Was it 'unethical' of Diana Magnay to call the Israelis 'scum'?
Are reporters allowed to express normal human emotions like anger, jubilation, grief and hatred? Are they being untrue to their profession if they do so? When is being overwhelmed by emotions forgivable? Recently, these questions resurfaced during the coverage of the on-going conflict in Gaza. The images emerging from there are horrific, if that word can define them properly.
We have had journalists moving away from the camera because they felt too overwhelmed with grief. There are allegations of ‘biased and unbalanced’ coverage by the media, depending on which side of the divide you are. In the current context, as the anti- Israeli voices are becoming more strident because of the information about the happenings there, with social media playing a huge role, many lines are becoming blurred.
A case in point is the reaction of CNN reporter Diana Magnay, who was covering the Israelis cheering the bombardment of Gaza from a hilltop in Sderot. While she described what she saw, and did use words like ‘awful’, that is not what earned the ire of the Israelis, but her subsequent personal tweet, in which she used the word ‘scum’ for those Israelis at that hillock who had actually threatened her for reporting.
While the tweet was removed within minutes due to the uproar it caused, the fracas resulted in CNN pulling her out of Israel and sending her to Moscow.
Was she wrong in expressing her opinion?
Was it an inappropriate venting of her anger at the treatment she received, something she could not have done as a reporter while representing CNN on air?
While on Twitter, was it acceptable to shed the CNN persona and become Diana Magnay again to express what she felt?
New media may have brought about a blurring of the lines where your official and personal identity is juxtaposed. This is not a comfortable situation, but not one that reporters in the traditional, mainstream media have had to face.

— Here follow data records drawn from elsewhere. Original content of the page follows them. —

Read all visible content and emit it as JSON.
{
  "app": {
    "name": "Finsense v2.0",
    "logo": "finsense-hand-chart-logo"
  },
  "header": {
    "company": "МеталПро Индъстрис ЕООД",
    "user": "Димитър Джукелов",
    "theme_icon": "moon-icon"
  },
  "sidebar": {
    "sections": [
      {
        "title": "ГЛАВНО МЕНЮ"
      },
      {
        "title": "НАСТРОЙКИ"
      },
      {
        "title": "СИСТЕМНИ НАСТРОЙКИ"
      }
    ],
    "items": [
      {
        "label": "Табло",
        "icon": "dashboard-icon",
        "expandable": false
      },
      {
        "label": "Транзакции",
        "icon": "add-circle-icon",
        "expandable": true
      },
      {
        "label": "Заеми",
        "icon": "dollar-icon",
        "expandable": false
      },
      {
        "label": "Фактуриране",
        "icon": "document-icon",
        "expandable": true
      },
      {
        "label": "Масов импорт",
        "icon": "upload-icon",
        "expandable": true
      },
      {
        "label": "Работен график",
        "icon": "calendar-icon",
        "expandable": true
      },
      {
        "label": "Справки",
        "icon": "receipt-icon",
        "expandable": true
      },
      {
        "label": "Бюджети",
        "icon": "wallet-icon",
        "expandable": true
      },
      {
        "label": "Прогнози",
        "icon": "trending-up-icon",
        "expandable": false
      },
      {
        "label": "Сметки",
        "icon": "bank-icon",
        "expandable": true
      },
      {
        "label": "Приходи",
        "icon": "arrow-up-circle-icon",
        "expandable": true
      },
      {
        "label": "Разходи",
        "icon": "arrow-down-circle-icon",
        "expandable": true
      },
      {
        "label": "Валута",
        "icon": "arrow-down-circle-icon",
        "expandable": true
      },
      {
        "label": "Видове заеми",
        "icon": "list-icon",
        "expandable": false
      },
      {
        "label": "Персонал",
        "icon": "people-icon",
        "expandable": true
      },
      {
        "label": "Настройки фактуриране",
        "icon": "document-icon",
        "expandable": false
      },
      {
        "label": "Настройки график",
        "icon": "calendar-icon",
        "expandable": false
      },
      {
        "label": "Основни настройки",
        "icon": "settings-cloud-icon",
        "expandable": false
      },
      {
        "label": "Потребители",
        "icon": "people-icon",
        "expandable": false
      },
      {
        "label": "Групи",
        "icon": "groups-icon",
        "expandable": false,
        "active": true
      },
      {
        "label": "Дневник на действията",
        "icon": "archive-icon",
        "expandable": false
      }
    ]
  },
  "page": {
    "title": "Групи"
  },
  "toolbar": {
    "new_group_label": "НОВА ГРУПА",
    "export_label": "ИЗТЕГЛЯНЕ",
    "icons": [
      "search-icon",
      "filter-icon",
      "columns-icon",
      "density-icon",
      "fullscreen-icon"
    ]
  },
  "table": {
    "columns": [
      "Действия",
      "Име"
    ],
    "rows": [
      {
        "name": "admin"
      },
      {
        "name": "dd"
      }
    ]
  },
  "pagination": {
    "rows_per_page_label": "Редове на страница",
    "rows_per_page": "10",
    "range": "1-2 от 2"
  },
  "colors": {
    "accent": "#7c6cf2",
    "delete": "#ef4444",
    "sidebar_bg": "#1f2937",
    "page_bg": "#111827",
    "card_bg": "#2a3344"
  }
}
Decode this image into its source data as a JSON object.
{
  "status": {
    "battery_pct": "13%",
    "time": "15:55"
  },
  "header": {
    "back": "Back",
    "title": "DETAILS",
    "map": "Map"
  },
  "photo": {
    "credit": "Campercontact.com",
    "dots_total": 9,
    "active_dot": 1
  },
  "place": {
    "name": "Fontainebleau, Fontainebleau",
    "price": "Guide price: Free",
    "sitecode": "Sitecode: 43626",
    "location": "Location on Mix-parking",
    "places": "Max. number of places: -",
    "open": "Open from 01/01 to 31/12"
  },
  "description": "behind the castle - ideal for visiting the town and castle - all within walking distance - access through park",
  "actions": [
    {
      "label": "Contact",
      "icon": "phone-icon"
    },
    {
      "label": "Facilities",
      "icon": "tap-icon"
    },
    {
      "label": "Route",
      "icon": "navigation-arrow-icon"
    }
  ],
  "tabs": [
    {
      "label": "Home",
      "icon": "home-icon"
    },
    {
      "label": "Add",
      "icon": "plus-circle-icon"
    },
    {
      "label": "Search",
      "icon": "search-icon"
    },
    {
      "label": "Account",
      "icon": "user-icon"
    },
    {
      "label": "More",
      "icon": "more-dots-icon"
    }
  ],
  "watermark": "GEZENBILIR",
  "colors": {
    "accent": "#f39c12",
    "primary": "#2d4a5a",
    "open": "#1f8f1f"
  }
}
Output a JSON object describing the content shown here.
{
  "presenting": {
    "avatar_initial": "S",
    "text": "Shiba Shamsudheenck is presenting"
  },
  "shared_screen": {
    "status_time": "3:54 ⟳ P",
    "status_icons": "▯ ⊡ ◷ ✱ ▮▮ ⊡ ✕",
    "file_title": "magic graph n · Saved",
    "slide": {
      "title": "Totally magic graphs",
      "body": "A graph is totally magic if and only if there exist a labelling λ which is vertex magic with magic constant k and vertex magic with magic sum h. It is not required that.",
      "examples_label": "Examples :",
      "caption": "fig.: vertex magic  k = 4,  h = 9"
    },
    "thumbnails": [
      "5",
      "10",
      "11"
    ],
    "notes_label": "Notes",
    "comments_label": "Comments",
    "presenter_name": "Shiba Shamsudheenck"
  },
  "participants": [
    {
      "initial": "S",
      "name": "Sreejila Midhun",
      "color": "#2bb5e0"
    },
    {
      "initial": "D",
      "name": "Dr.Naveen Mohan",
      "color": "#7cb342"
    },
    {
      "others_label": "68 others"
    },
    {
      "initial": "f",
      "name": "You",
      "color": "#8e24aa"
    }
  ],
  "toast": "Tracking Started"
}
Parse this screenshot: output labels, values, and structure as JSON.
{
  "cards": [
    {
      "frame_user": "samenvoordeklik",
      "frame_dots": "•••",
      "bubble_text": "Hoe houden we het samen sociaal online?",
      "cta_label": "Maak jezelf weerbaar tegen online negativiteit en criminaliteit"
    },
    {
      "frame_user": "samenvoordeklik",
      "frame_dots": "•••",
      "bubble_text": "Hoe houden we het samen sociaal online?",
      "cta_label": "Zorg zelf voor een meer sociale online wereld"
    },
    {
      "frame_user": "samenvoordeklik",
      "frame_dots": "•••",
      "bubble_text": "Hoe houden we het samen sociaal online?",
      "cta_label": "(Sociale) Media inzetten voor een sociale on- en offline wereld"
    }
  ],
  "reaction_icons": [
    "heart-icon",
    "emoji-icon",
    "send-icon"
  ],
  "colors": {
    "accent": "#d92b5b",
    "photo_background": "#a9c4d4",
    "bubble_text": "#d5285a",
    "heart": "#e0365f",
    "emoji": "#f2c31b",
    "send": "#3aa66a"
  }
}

The puritans have maintained that the reporter must not step in, not even to help, and just report whatever is happening.
Professionally, this benchmarking absolves them of the responsibility of being present in a situation where they could have done something but didn’t. But does that let them get away scot free? Or do they suffer from pangs of guilt? In journalism, trainings where such questions are posed to the trainees, the example of Kevin Carter, the renowned photographer is cited, and not at all in a judgmental manner. His picture of an African child dying of starvation with vultures hovering in the background won him the Pulitzer Prize. However, he ended his life three months later, tormented by the criticism for not helping her and wondering about her fate.
At the other end of the scale, there were the reporters in Palestine who risked their own lives to help a young injured child and removed her from the line of fire. They too, however, were questioned by their own fraternity of whether they had over stepped the line.
In our own country, we have been through some major disasters, natural and human-induced. The coverage had brought similar criticism when moving images of people breathing their last breath on screen, in front of the camera crew. Similarly, there had been criticism of media teams going in well stocked with provisions into impoverished areas.
We are quick to criticise but must bear in mind that all segments do have their own sphere in which to operate, and are actually trained and equipped to do so. But that is as far as actions beyond the call of duty are concerned. That call will be answered by each individual according to his or her own conscience.
But as in the case of Diana Magnay, did she really transgress the boundary? Do all reporters who put in a dash of opinion by using adjectives violate the parameters of reporting and step into the domain of opinions giving and analysis? Condemnation or commending of something obviously deserving of that actually compromises their position as a reporter?
It all boils down to the evolving roles, when they extend their presence into the cyber world. Even posting something from a personal account is then questioned as it is seen as reflective of the stance of the media house they belong to.
Journalists belonging to media organisations that have developed a clear social media policy are less likely to run into such problems as there the disclaimer between the official and personal is stated very emphatically.
Within the consumers of the media too, a greater clarity needs to be developed of the difference between a reporter and an analyst. This can only be done by the media fraternity itself by adhering to the universally acceptable norms in the way content should be delivered.
Until that is done, expect more of this blame game and finger pointing.